E começou a narrá-lo: certo dia pela manhã,
com vento frio a correr, ele descia a estrada do Lama, sozinho, para ir visitar
seu tio que chegara de São Paulo a passeio. Andava a pensar como ele daria a
negativa ao tio, que o convidara a ir morar na cidade do interior paulista, a
fim de trabalhar no canavial.
Num rápido instante, a sua reflexão
mudou de rumo. Ao entrar na curva, sentiu medo da assombração. A duzentas
braças, o adolescente Chico avistou os tições de fogo. Ao se aproximar da
esquisitice, o seu espírito lhe dizia ser coisa do outro mundo. Ficou em dúvida,
mas se lembrou dos mais velhos dizerem: coisas de outro mundo só apareciam de
noite, por causa das trevas.
- A coisa, Seu Adalberto, se virou num
bocado de braça. Pareciam diabos voando na minha direção. Fiquei arrepiado como
porco-espinho.
Paciente, à espera de Adalberto terminar
de rir, Chico Silva se deixou vagar com a natureza do sítio. Quando ele notou o
patrão sério, relatou-lhe ter posto o medo para as costas e sustentou a mão da
coragem, a fim de enfrentar a guerra contra as almas do outro mundo. Não
despregou os olhos naquela munganga.
De repente, o silêncio do mundo se
partiu em dois. Um gavião rasgou o tempo, num grasnar aperreado de fome. A ave
agourenta rodava em círculo no céu, arrodeando o luzeiro de tições de fogo a
dançarem no céu sem nuvem. Chico se viu dentro da redoma de mundo. Avistou o
gavião sobre sua cabeça, a alastrar gritos agourentos, em meio a tições de fogo
que iam e vinham com o vento. Cada passo que ele dava o mistério aumentava.

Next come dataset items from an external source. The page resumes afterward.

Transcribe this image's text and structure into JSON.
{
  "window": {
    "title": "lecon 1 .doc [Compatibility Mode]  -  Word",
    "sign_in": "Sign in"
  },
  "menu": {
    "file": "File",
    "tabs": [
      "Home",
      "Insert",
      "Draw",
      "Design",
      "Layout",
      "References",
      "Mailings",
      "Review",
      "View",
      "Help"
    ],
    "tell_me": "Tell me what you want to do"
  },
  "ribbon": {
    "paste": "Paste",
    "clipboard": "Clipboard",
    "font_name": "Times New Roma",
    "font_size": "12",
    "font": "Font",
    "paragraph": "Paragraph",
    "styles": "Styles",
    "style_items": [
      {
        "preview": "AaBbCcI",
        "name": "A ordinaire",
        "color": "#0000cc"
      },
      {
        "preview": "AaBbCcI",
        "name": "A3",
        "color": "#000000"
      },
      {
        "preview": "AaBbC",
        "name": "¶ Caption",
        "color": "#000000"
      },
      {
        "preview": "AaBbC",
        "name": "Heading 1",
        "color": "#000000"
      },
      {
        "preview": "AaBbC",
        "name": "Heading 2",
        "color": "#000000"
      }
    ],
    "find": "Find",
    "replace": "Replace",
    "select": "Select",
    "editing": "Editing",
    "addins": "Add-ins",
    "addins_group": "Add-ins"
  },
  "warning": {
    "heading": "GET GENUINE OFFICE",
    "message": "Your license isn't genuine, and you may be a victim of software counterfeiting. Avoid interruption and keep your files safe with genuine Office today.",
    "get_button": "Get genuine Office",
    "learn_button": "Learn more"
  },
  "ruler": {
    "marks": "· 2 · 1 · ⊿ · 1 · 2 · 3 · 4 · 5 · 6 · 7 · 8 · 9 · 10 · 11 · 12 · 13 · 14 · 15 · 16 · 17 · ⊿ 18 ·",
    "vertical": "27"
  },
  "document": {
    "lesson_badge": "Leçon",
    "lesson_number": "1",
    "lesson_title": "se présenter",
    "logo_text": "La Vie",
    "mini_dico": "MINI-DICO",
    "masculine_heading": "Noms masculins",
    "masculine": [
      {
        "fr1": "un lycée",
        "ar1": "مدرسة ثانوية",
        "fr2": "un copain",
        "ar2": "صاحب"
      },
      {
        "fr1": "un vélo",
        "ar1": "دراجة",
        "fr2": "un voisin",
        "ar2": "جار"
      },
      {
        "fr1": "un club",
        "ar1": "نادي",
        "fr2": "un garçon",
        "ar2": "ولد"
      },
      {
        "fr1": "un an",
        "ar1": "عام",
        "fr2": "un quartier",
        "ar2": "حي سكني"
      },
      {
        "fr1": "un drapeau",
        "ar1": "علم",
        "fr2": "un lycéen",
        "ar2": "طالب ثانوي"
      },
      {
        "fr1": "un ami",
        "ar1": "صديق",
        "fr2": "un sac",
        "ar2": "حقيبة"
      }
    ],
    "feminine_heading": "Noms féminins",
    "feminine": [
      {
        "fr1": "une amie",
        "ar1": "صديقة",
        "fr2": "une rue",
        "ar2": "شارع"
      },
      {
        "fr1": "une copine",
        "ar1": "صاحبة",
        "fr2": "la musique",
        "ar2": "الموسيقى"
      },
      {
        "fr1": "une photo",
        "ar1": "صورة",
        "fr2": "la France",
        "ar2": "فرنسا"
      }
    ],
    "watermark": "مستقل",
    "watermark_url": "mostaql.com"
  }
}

Quando a visão ficou para trás, Chico apressou
os passos, sem olhar para trás. Ao entrar no povoado, soltou a língua para o
povo sobre a assombração. Logo a curiosidade de todos se levantou, não deixando
a multidão se recolher em casa.
Levaram-no de volta até o lugar da
assombração, pois queriam testemunhar o tição de fogo a aumentar de tamanho,
duma forma que ninguém jamais havia visto no Lama. Realmente, os que
acompanharam Chico da Silva até o local voltaram de lá atiçados e decididos a
descobrirem o mistério.
- Foi o padre do Lama o desencantador
do mistério, Seu Adalberto - e jogou fina gargalhada estridente, parecida com o
gavião no Sossego.
Para o pedreiro, padre Aniceto sabia de
tudo. Lia muito e transbordava-se de fé. Pouco se abalou quando o povo lhe contou
a história do Francisco e dos que a testemunharam. Entretanto, para se
certificar do estranho fato, o padre chamou o rapaz Francisco para checar a
conversa dele com a dos outros. Ainda, padre Aniceto desconfiado do mistério do
tição de fogo, pediu ao povo do Lama rezarem, para Deus revelar a verdade.
Após cinco dias de procura, a verdade
se deu. Seu Sebastião Arruda, velho da confiança do pároco, correu terra para focinhar
os tições de fogo. O ancião sozinho e em segredo percorreu estrada, noite e dia,
amparado pela reza do padre. Lá pelas tantas, descobriu o mistério.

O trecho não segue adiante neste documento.